Histidine-450 is the catalytic residue of L-3-hydroxyacyl coenzyme a dehydrogenase associated with the large alpha-subunit of the multienzyme complex of fatty acid oxidation from Escherichia coli

Multienzyme complexes of fatty acid oxidation fr om Escherichia coli with Gln or Ala substituting for His(450) or with Ala in place of Gly(322) in the large alpha-subunit have been purified and characterized. The alpha/Gly(322)-->Ala mutation did not significantly affect the catalytic efficiencies (k(cat)/K-m) of different component enzymes except for a 6.1-fold decrease in the k(cat)/K-m of L-3-hydroxyacyl-CoA dehydrogenase and a 10-fold increase in the K-m for NADH. This observation confirms the prediction [Yang, X.-Y. H., Schulz, H., Elzinga, M., & Yang, S.-Y. (1991) Biochemistry), 30, 6788-6795] that the E. coli dehydrogenase has an NAD-binding site at its amino-terminal domain and structurally resembles the pig heart dehydrogenase.

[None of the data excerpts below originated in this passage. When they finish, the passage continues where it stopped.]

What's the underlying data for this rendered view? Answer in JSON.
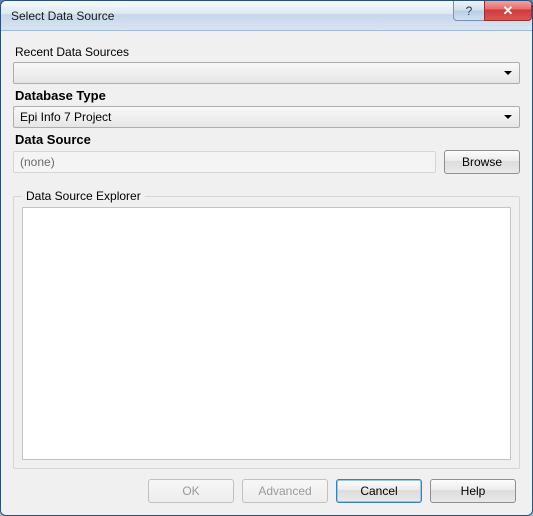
{
  "window": {
    "title": "Select Data Source"
  },
  "titlebar": {
    "help_glyph": "?",
    "close_glyph": "✕"
  },
  "labels": {
    "recent": "Recent Data Sources",
    "db_type": "Database Type",
    "data_source": "Data Source",
    "explorer": "Data Source Explorer"
  },
  "fields": {
    "recent_value": "",
    "db_type_value": "Epi Info 7 Project",
    "data_source_value": "(none)"
  },
  "buttons": {
    "browse": "Browse",
    "ok": "OK",
    "advanced": "Advanced",
    "cancel": "Cancel",
    "help": "Help"
  }
}
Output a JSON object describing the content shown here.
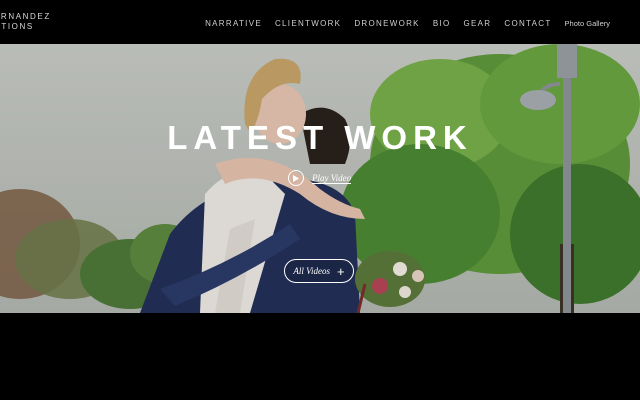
{
  "header": {
    "logo_line1": "ERNANDEZ",
    "logo_line2": "CTIONS",
    "nav": [
      "NARRATIVE",
      "CLIENTWORK",
      "DRONEWORK",
      "BIO",
      "GEAR",
      "CONTACT"
    ],
    "gallery": "Photo Gallery"
  },
  "hero": {
    "title": "LATEST WORK",
    "play_label": "Play Video",
    "all_videos_label": "All Videos",
    "all_videos_icon": "plus-icon"
  },
  "colors": {
    "background": "#000000",
    "text": "#ffffff"
  }
}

The pH dependence of the k(cat)/K-m of the E. coli dehydrogenase suggested the catalytic involvement of an amino acid residue with a pK(a) of 6, which is presumably a histidine residue as proposed previously on the basis of chemical modifications. Since His(450) of the E. coli multifunctional protein is the only histidine conserved in all known L-3-hydroxyacyl-CoA dehydrogenases, and since its counterpart in pig heart enzyme appeared to be close to the 3-keto group of the fatty acyl moiety of the substrate, His(450) was replaced by either Gin or Ala. The catalytic properties of 3-ketoacyl-CoA thiolase, enoyl-CoA hydratase, and Delta(3)-cis-Delta(2)-trans-enoyl-CoA isomerase of the alpha/His(450), Gln mutant complex were virtually unchanged except for a small decrease in the k(cat) values of the latter two enzymes. In contrast, the dehydrogenase of this mutant complex was almost inactive due to a greater than 3000-fold decrease in its k(cat) and a 6-fold increase in the K-m for NADH. The alpha/His(450)-->Ala mutant complex showed similar catalytic behaviors. Taken together, several lines of evidence lead to the conclusion that His(450) is the catalytic residue of L-3-hydroxyacyl-CoA dehydrogenase of the E. coli multifunctional fatty acid oxidation protein.